Intervallo di lunghezza d'onda 380–750 nm percepito dall'occhio umano — viola a rosso. I sensori rispondono diversamente a IR e UV, cruciale per la color correction.
Tra 380 e 750 nanometri si trova l'intervallo che il tuo occhio percepisce, dal viola intenso al rosso. Tutto ciò che sta al di sotto (ultravioletto) e al di sopra (infrarosso) non esiste per la tua percezione visiva.
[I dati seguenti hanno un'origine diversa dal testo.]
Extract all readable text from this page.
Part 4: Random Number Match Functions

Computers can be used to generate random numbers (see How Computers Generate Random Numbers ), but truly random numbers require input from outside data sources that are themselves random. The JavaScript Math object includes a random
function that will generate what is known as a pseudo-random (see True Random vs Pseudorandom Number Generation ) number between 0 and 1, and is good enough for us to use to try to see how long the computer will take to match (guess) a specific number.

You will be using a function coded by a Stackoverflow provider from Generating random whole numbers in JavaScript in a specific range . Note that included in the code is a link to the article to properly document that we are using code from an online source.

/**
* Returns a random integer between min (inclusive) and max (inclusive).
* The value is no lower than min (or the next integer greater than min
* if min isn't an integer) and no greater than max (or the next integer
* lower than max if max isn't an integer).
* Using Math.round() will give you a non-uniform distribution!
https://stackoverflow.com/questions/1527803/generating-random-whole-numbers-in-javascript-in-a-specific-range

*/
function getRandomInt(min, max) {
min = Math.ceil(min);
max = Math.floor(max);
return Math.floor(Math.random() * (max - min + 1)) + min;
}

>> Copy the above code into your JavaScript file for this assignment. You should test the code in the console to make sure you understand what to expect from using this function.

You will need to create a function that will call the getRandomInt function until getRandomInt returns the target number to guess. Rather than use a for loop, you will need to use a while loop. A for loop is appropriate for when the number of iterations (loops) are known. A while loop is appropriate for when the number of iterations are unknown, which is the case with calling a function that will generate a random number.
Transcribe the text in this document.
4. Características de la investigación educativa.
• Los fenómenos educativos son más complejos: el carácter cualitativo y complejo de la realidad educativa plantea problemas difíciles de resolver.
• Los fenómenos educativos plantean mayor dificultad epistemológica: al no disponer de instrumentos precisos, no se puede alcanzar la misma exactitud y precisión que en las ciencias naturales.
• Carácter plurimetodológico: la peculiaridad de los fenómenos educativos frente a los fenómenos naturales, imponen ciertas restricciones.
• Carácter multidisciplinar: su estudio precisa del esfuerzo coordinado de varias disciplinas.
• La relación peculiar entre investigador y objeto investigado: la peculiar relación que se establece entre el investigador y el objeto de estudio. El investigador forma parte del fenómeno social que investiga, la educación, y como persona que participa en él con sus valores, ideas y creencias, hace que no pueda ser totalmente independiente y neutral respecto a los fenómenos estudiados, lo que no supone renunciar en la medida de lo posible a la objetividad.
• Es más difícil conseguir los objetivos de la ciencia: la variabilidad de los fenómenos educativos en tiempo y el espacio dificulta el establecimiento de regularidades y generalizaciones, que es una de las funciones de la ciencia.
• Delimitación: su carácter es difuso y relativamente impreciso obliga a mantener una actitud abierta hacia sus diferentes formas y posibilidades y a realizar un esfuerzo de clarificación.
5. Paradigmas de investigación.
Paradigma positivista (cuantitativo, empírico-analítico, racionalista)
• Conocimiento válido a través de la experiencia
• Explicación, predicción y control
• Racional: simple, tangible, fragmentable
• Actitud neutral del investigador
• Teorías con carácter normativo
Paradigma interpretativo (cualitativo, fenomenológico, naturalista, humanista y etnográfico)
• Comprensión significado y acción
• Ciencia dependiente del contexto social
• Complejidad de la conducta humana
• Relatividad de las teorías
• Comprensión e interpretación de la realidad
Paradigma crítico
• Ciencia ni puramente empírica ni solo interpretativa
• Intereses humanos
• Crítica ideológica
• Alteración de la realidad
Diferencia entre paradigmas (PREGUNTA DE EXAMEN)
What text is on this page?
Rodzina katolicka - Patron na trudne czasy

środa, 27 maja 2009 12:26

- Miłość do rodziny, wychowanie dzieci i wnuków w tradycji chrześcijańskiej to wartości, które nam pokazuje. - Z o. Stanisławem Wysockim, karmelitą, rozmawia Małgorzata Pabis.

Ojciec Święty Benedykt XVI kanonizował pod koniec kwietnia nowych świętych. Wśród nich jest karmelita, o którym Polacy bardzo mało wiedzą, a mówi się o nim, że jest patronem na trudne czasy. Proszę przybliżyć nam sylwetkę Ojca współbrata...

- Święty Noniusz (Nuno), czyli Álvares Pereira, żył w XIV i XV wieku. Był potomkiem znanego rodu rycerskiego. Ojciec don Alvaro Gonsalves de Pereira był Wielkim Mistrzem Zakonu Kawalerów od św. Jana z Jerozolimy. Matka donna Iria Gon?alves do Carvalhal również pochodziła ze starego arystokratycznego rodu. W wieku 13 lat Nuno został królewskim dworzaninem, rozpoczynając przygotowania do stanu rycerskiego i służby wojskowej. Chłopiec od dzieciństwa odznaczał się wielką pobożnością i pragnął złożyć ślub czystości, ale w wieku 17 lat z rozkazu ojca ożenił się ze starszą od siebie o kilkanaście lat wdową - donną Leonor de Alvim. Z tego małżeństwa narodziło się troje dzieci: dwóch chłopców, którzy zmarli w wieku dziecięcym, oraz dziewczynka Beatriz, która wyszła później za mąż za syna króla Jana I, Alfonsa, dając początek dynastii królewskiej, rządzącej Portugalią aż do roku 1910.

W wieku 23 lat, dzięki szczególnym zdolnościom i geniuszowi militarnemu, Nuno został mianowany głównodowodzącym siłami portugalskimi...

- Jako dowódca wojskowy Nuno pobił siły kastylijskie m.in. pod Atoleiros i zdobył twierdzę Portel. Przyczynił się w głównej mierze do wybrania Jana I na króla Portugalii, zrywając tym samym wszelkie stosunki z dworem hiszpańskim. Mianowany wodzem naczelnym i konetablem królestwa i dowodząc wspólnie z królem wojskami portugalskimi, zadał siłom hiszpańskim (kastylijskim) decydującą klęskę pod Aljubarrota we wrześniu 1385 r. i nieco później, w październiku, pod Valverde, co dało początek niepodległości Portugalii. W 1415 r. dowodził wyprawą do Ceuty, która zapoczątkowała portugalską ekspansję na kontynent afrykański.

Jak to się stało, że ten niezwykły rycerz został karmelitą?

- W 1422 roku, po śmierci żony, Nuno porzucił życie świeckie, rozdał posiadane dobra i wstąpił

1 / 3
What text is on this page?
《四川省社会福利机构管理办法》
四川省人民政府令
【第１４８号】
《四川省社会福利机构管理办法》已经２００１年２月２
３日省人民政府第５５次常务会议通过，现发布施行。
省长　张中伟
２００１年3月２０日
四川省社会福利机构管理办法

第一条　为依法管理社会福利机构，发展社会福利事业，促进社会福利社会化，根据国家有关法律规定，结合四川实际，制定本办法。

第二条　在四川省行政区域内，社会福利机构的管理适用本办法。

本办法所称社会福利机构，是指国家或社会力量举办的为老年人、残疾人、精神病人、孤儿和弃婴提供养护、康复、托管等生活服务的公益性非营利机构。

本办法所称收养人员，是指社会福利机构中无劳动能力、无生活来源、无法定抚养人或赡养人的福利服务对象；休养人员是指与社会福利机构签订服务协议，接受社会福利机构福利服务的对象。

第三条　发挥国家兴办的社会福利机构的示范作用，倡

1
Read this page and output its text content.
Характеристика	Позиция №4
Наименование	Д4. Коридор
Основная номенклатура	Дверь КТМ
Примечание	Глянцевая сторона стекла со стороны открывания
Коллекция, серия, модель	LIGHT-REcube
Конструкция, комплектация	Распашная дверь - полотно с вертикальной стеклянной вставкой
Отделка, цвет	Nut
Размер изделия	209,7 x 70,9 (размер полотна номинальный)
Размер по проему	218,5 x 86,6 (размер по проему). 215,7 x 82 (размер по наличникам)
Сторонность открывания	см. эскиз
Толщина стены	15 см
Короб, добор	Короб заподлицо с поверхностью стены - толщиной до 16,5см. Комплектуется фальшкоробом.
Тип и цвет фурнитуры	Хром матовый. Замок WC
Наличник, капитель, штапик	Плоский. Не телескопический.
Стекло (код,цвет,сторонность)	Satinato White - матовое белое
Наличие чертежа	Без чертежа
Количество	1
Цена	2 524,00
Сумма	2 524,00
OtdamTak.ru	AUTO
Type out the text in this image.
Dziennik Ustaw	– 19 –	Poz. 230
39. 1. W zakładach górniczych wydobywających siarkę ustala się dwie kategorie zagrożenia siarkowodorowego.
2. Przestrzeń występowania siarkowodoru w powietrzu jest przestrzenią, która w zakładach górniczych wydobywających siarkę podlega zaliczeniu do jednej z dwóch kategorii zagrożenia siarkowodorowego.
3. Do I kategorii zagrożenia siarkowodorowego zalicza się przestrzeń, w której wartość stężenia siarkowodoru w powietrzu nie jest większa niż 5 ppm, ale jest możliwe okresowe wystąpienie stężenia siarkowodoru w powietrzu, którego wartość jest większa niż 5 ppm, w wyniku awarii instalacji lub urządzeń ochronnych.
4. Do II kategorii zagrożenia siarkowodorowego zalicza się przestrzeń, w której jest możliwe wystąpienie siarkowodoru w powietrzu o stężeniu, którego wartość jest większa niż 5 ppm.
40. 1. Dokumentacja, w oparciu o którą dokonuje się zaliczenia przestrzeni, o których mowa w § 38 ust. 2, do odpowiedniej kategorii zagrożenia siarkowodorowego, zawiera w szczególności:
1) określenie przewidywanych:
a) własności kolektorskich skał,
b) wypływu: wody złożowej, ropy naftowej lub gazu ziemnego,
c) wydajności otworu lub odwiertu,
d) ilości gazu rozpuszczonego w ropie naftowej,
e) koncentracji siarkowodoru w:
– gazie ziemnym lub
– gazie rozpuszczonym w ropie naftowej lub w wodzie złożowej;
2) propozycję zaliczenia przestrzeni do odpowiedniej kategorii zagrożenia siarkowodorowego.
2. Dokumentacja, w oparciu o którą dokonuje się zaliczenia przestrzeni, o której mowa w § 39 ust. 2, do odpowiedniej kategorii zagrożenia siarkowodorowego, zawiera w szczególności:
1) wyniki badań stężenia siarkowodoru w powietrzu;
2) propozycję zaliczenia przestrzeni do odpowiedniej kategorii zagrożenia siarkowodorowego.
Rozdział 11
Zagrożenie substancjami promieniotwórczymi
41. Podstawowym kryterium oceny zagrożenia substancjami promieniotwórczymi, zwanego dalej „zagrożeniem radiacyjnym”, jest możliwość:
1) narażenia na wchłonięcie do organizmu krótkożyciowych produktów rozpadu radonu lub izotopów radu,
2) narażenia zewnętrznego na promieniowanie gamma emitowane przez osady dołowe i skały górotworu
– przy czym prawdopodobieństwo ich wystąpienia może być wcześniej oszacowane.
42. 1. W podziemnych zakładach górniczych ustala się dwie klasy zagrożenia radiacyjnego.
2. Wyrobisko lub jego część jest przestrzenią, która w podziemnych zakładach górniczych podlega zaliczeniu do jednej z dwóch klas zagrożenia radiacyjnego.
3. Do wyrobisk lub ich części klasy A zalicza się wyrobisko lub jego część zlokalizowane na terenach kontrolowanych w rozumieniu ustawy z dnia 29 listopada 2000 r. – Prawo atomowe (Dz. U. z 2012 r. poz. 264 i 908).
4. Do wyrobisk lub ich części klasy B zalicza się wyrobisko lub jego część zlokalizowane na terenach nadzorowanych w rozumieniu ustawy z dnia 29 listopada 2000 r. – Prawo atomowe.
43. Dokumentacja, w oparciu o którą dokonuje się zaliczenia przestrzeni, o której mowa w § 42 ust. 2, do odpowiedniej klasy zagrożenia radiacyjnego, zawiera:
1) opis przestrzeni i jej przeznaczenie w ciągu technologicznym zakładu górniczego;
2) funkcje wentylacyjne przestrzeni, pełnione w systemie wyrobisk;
Questo è il problema cruciale sul set: la tua cinepresa vede in parte diversamente da te, e questo può portare a sorprese durante la visione dei rushes.
Nell'uso pratico, te ne accorgi subito con sensori dotati di una filtratura infrarossa aggressiva o della sua assenza. Cineprese economiche o sensori più vecchi hanno spesso filtri IR deboli, il che significa che raccolgono le radiazioni termiche di lampade e riflettori che il tuo occhio vede come bianco neutro. La cinepresa interpreta questo come una dominante rosata, specialmente nelle alte luci. Al contrario: i moderni sensori digitali sono spesso ipersensibili nell'infrarosso vicino, motivo per cui devi bilanciare il bianco con il Color Checker in modo più aggressivo rispetto a prima con la pellicola. Il colore che vedi non è il colore che il sensore cattura.
Lo spettro visibile stesso è rappresentato da tre canali di colore (rosso, verde, blu), ma non linearmente: il verde è percepito più intensamente dal tuo occhio, motivo per cui le cineprese digitali hanno due fotodiodi verdi per ogni rosso e blu (schema Bayer). Questo non è necessariamente sbagliato, ma spiega perché gli schermi verdi funzionano meglio di quelli rossi e perché i toni della pelle sono più critici nel verde. Quando lavori con luci pratiche blu o rosse intense, raggiungi rapidamente il limite di ciò che il sensore può differenziare: la gamma dinamica si riduce drasticamente in queste aree.
In pratica, ciò significa: presta attenzione alla distribuzione spettrale delle tue sorgenti luminose, non solo alla temperatura del colore in Kelvin. I pannelli LED con un CRI (Color Rendering Index) basso hanno picchi e lacune nello spettro visibile che il tuo occhio integra, ma che il sensore cattura singolarmente. Questo crea errori metamerici: due luci che ti sembrano identiche producono colori completamente diversi sulla cinepresa. La soluzione: controlla sempre con uno spettrometro, non solo a occhio nudo.